I count it a boon to sometimes find mysteries that involve cases other than murder. Of course, murder-less mysteries don’t all have to be as quirky as this one, but if you’re looking for an hour or two of light and hilarious entertainment with clever twists, you’d do well to check out this little number.

 

Finding Miranda by Iris Chacon

Book reviews are subjective. I tend to rate books not according to how “perfect” they are, seem to be, or are said to be in general but rather to how perfect they are to me.

Finding Miranda by Iris Chacon

My rating: 5 of 5 stars

(Click the title to find the book description/blurb.)

Miranda is a shy librarian who’s new in town and chronically invisible. So it’s ironic when her handsome neighbor, Shepard, sees her–even though he, well, doesn’t. And not to mention that now there are some men around who see both Miranda and Shepard and apparently want them dead in Finding Miranda, a novel by author Iris Chacon.

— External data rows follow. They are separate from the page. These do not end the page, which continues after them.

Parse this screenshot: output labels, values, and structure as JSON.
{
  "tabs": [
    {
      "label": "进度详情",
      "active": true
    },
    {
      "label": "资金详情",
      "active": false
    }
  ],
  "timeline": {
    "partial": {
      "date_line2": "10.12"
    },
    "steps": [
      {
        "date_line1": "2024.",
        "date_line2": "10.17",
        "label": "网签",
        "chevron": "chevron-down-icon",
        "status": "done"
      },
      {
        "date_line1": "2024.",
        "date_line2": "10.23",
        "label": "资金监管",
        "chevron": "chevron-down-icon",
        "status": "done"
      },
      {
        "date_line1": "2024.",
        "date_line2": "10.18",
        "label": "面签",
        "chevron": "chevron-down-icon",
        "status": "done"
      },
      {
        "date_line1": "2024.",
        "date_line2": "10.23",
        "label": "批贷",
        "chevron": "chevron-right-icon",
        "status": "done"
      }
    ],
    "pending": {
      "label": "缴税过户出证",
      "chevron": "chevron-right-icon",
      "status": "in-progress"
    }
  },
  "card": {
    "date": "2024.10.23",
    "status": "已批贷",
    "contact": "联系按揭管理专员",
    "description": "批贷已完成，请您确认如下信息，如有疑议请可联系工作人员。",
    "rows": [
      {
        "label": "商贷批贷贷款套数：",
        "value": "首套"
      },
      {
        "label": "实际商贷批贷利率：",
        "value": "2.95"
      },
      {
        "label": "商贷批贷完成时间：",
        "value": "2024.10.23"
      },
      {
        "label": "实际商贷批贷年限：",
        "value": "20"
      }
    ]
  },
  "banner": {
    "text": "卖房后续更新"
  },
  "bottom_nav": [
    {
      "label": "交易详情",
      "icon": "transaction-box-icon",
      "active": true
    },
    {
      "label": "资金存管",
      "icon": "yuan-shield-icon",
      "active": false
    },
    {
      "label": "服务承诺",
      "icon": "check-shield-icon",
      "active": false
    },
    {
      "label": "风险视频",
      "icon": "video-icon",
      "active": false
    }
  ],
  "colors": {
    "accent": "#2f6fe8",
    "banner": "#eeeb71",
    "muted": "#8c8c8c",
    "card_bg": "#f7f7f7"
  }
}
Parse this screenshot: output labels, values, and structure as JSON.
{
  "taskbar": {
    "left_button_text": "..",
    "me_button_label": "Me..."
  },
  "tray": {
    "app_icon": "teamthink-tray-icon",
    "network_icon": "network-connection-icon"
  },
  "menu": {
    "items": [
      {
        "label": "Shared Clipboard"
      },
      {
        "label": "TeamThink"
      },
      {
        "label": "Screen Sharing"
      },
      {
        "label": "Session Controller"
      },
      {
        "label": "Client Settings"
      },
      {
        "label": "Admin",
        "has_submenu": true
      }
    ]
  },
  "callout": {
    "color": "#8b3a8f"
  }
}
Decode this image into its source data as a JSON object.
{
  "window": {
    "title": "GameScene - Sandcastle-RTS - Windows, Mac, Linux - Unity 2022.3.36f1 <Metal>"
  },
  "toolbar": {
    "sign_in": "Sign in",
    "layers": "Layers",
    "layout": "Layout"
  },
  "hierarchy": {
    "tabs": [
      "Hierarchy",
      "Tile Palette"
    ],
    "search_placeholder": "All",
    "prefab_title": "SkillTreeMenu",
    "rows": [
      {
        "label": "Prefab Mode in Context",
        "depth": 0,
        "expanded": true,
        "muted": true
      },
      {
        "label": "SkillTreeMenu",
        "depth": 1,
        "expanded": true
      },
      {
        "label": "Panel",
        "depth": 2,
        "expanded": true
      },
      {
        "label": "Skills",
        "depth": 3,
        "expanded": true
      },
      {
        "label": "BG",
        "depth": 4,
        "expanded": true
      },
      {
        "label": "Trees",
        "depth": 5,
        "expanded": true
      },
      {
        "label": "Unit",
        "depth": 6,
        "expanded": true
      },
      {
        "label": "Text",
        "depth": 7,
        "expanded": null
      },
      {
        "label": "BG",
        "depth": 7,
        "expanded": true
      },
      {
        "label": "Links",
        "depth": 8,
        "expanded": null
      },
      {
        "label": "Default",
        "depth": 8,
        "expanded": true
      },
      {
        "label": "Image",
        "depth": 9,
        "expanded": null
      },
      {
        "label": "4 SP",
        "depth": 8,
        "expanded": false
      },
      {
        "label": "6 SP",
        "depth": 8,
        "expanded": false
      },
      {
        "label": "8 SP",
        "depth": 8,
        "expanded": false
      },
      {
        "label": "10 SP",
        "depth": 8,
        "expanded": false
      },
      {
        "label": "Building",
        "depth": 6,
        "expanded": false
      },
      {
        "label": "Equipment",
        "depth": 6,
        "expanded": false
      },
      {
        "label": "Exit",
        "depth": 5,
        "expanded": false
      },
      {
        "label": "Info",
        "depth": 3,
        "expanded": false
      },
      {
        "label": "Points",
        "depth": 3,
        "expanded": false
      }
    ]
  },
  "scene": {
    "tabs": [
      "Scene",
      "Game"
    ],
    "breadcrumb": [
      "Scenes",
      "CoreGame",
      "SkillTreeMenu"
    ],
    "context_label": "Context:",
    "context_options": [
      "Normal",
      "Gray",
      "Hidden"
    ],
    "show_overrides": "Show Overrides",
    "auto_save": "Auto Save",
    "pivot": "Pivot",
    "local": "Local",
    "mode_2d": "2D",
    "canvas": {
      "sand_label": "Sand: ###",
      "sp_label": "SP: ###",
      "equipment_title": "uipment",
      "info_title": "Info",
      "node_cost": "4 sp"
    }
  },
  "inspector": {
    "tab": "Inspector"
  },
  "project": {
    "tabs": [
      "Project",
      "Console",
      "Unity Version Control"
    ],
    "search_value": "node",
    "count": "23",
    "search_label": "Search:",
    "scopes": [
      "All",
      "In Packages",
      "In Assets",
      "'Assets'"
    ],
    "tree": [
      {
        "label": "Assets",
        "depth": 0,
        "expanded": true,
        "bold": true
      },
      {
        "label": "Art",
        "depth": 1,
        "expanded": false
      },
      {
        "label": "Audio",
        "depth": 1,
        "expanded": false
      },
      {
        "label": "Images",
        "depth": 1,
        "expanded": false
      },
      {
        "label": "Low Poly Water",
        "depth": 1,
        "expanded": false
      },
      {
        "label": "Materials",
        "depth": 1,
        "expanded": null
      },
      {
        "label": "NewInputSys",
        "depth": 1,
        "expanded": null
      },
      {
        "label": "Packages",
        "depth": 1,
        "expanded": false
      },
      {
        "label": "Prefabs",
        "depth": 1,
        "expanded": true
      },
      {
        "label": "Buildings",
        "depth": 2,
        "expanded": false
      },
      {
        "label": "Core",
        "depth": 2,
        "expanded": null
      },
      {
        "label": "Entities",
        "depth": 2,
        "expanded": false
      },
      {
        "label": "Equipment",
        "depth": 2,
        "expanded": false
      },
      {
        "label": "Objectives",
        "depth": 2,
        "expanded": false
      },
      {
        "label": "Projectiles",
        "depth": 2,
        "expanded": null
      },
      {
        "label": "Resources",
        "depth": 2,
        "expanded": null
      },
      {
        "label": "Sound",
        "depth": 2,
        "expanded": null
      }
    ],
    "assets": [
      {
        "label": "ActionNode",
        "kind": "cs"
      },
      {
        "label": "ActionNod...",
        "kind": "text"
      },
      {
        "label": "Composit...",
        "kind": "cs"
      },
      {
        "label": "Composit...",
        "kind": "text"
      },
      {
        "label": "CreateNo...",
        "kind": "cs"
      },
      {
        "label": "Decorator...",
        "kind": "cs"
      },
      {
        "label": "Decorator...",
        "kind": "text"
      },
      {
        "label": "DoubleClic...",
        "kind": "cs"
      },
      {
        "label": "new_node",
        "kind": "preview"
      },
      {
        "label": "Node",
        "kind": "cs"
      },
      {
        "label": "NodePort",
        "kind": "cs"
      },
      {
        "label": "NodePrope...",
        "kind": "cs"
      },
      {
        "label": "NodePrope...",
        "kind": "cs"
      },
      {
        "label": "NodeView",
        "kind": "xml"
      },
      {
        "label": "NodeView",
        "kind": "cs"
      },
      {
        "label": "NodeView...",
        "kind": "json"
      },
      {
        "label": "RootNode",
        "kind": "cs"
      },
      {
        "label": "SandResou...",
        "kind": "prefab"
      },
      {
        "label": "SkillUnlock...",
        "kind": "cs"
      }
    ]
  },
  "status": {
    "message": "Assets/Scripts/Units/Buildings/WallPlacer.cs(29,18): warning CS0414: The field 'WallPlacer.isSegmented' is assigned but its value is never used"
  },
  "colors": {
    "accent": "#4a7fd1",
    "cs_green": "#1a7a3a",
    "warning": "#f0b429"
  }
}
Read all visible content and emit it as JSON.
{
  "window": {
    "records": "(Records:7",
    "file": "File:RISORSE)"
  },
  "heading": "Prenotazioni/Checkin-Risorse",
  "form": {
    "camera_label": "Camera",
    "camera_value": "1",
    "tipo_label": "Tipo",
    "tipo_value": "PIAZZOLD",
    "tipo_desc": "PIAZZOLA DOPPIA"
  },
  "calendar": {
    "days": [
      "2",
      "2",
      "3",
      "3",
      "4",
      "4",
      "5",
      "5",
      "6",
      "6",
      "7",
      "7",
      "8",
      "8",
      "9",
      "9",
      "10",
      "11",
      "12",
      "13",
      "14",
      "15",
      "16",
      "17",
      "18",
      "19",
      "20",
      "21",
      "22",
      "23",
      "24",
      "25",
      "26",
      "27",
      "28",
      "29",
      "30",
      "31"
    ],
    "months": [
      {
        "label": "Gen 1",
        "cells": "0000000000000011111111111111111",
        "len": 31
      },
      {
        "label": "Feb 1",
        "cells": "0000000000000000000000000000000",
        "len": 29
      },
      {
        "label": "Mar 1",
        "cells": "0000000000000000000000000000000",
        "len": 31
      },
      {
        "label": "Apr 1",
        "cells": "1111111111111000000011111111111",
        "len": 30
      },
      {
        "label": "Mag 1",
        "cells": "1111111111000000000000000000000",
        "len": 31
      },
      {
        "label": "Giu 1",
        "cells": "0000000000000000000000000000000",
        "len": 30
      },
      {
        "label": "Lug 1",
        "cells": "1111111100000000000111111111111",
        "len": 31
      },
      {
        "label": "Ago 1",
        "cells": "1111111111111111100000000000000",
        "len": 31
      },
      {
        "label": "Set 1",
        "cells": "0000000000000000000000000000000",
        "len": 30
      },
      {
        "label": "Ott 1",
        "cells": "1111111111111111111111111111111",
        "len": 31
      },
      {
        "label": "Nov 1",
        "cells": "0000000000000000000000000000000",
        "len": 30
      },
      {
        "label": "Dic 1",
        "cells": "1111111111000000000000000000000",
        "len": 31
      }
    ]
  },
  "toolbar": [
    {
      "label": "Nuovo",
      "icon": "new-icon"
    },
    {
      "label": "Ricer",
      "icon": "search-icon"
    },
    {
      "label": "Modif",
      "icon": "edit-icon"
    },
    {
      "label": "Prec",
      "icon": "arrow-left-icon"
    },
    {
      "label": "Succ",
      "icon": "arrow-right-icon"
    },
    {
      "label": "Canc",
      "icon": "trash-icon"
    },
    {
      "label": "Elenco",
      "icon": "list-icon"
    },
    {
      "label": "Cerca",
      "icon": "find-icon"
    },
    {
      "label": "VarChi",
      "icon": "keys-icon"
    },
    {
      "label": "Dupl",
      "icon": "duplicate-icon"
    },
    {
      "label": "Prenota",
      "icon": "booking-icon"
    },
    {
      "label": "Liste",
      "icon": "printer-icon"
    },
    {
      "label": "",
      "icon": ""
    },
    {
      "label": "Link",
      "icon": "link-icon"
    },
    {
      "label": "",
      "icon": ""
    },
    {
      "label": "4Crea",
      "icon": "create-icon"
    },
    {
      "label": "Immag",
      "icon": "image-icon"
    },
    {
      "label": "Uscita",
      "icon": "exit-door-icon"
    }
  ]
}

I wasn’t sure what this book was, exactly, when I picked it up. A cozy mystery? A romance? Chick lit, maybe? Well, no, not chick lit. But now that I’ve read it, I can’t say as I truly know what to call this romantic comedic mysterious heart-tugging thingamabob of a book. But I enjoyed the heck out of it!

I thought the read would be more Miranda-central than it is, but it includes other characters’ perspectives, and that’s okay. Miranda is one unique cookie, the romance is too cute, and though I (lover of love that I am) very, very rarely ever read of a hero I’d call swoon-worthy, I might call Shepard that. Not because of his long hair or muscly build (honestly, the more it seems a story is trying to make me swoon over a romantic hero’s looks, the more it annoys me.) But Shepard shines as a layered, likable, flawed, and interesting person, not just the dashing or lovey-dovey figure the heroine falls for because that’s what’s “supposed” to happen in romances.

And the mystery. It’s not a whodunit or sleuthing type of thing, but it includes some politics, corruption, enough danger to keep you suspicious, and it actually escalates to the gripping level of a thriller.

Yet, the story remains its own, remarkable something, where the humor is quirky but the tale isn’t silly. The characters aren’t just caricatures that stuff happens to, and the story doesn’t pull punches and let everyone off easy. It came to a point or two when I had to set the book aside and give my affected heart a break for a minute.

Oh, and for the dog lovers, did I mention the cast of characters includes an awesome dog?

Here’s a winning tale with a bespectacled woman in the bushes and a great message on where courage comes from. I’d highly recommend this book to fellow readers who can rightly appreciate a thingamabob.

___________

Note to my blog readers: this novel contains just a smidgen of crude humor and minimal profanity.